Only recently, it was my privilege to present a number of awards at an investiture in Buckingham Palace to men and women from across the Armed Services (among them five Military Cross recipients and three Conspicuous Gallantry Cross recipients) and to thank them for their outstandingly courageous and selfless contribution to this country of ours.
Today, I would like to take this opportunity to express my profound gratitude to all those serving in the Royal Navy, the Army and the Royal Air Force - and, of course, too, our veterans - for their enduring commitment and sacrifice.
We are, I am sure you will agree, extraordinarily lucky to have so many men and women who are prepared to risk so much in order that we may live in peace and security at home. I remember well the constant anxiety which pervades every waking hour when a loved one is many hundreds of miles from home, in harm's way.

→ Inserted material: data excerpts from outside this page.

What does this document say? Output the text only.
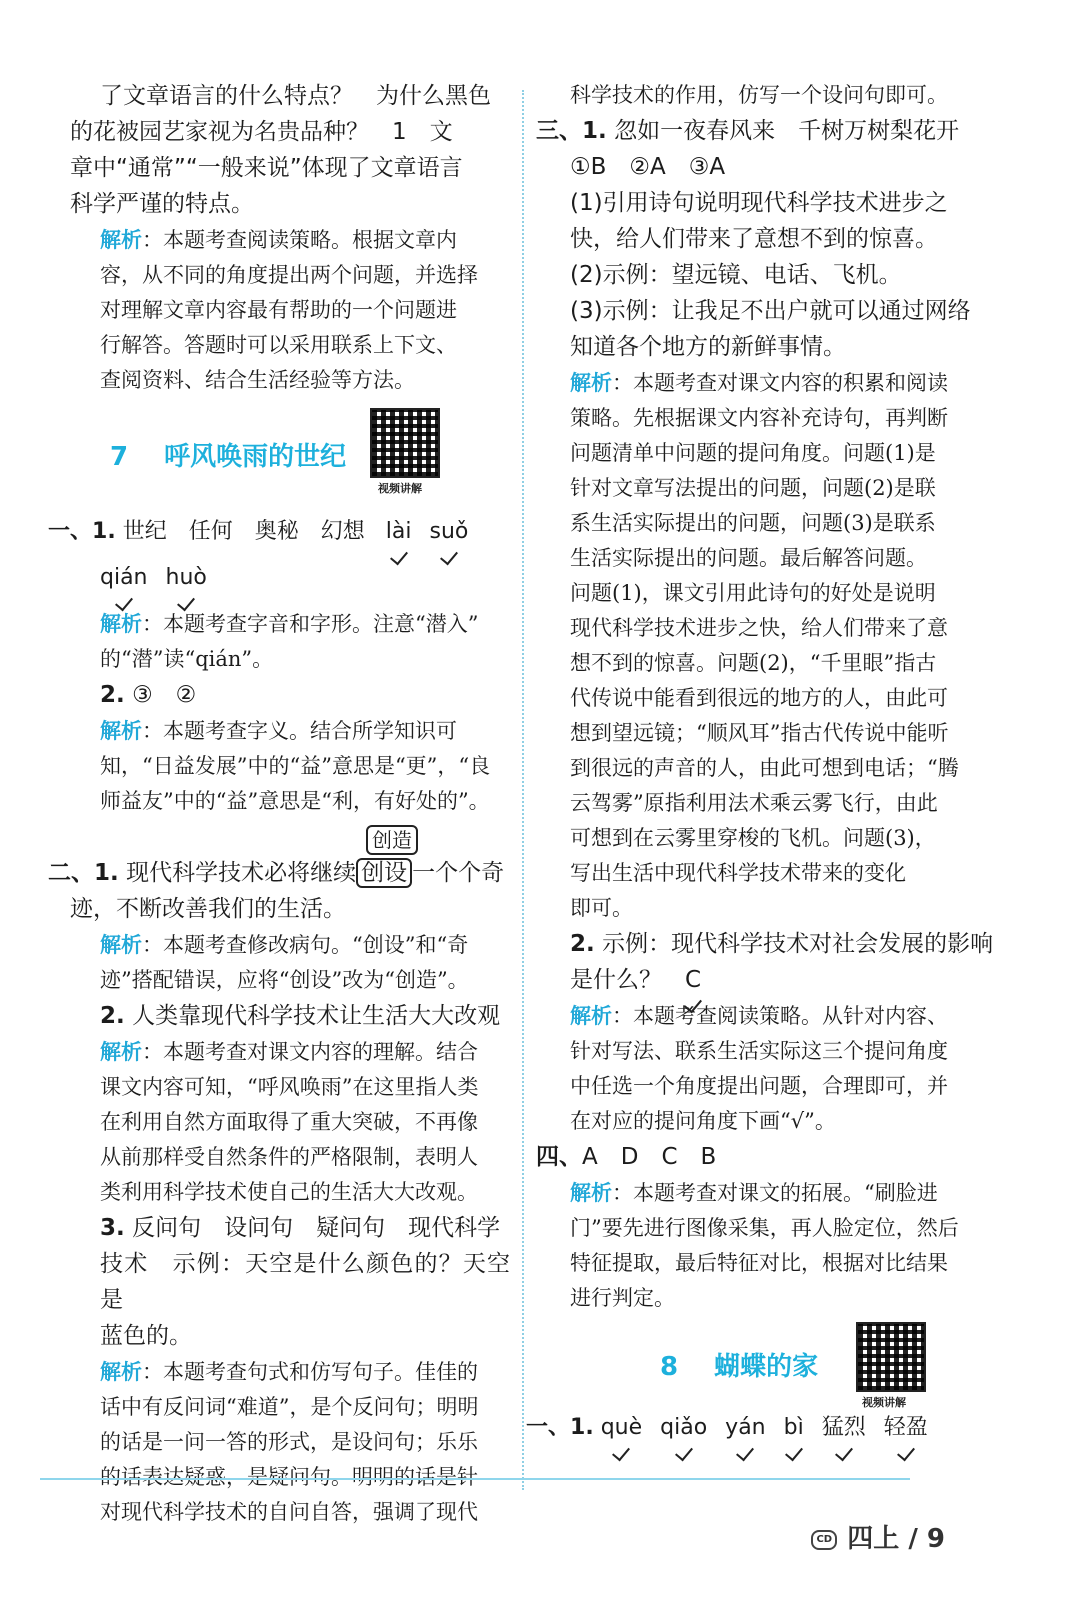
了文章语言的什么特点？　为什么黑色

的花被园艺家视为名贵品种？　1　文

章中“通常”“一般来说”体现了文章语言

科学严谨的特点。

解析：本题考查阅读策略。根据文章内

容，从不同的角度提出两个问题，并选择

对理解文章内容最有帮助的一个问题进

行解答。答题时可以采用联系上下文、

查阅资料、结合生活经验等方法。

7 呼风唤雨的世纪
视频讲解

一、1. 世纪　 任何　 奥秘　 幻想 lài suǒ

qián huò

解析：本题考查字音和字形。注意“潜入”

的“潜”读“qián”。

2. ③　②

解析：本题考查字义。结合所学知识可

知，“日益发展”中的“益”意思是“更”，“良

师益友”中的“益”意思是“利，有好处的”。

创造

二、1. 现代科学技术必将继续 创设 一个个奇

迹，不断改善我们的生活。

解析：本题考查修改病句。“创设”和“奇

迹”搭配错误，应将“创设”改为“创造”。

2. 人类靠现代科学技术让生活大大改观

解析：本题考查对课文内容的理解。结合

课文内容可知，“呼风唤雨”在这里指人类

在利用自然方面取得了重大突破，不再像

从前那样受自然条件的严格限制，表明人

类利用科学技术使自己的生活大大改观。

3. 反问句　设问句　疑问句　现代科学

技术　示例：天空是什么颜色的？天空是

蓝色的。

解析：本题考查句式和仿写句子。佳佳的

话中有反问词“难道”，是个反问句；明明

的话是一问一答的形式，是设问句；乐乐

的话表达疑惑，是疑问句。明明的话是针

对现代科学技术的自问自答，强调了现代

科学技术的作用，仿写一个设问句即可。

三、1. 忽如一夜春风来　千树万树梨花开

①B　②A　③A

(1)引用诗句说明现代科学技术进步之

快，给人们带来了意想不到的惊喜。

(2)示例：望远镜、电话、飞机。

(3)示例：让我足不出户就可以通过网络

知道各个地方的新鲜事情。

解析：本题考查对课文内容的积累和阅读

策略。先根据课文内容补充诗句，再判断

问题清单中问题的提问角度。问题(1)是

针对文章写法提出的问题，问题(2)是联

系生活实际提出的问题，问题(3)是联系

生活实际提出的问题。最后解答问题。

问题(1)，课文引用此诗句的好处是说明

现代科学技术进步之快，给人们带来了意

想不到的惊喜。问题(2)，“千里眼”指古

代传说中能看到很远的地方的人，由此可

想到望远镜；“顺风耳”指古代传说中能听

到很远的声音的人，由此可想到电话；“腾

云驾雾”原指利用法术乘云雾飞行，由此

可想到在云雾里穿梭的飞机。问题(3)，

写出生活中现代科学技术带来的变化

即可。

2. 示例：现代科学技术对社会发展的影响

是什么？　 C

解析：本题考查阅读策略。从针对内容、

针对写法、联系生活实际这三个提问角度

中任选一个角度提出问题，合理即可，并

在对应的提问角度下画“√”。

四、A　D　C　B

解析：本题考查对课文的拓展。“刷脸进

门”要先进行图像采集，再人脸定位，然后

特征提取，最后特征对比，根据对比结果

进行判定。

8 蝴蝶的家
视频讲解

一、1. què qiǎo yán bì 猛烈 轻盈

CD 四上 / 9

Today I want to highlight the important role of the remarkable families of our Armed Forces, whose unstinting support is so vital to our troops' success on operations.
Their loyalty, love and forbearance is, quite simply, what makes the whole difference.
We owe them all an immense debt of gratitude.
I am, therefore, delighted to lend my support once again to the Sun Military Awards, "The Millies" - an event which provides us all with a special opportunity to recognise the work of our Armed Forces and to show our appreciation for all that they continue to do through their service to Queen and Country."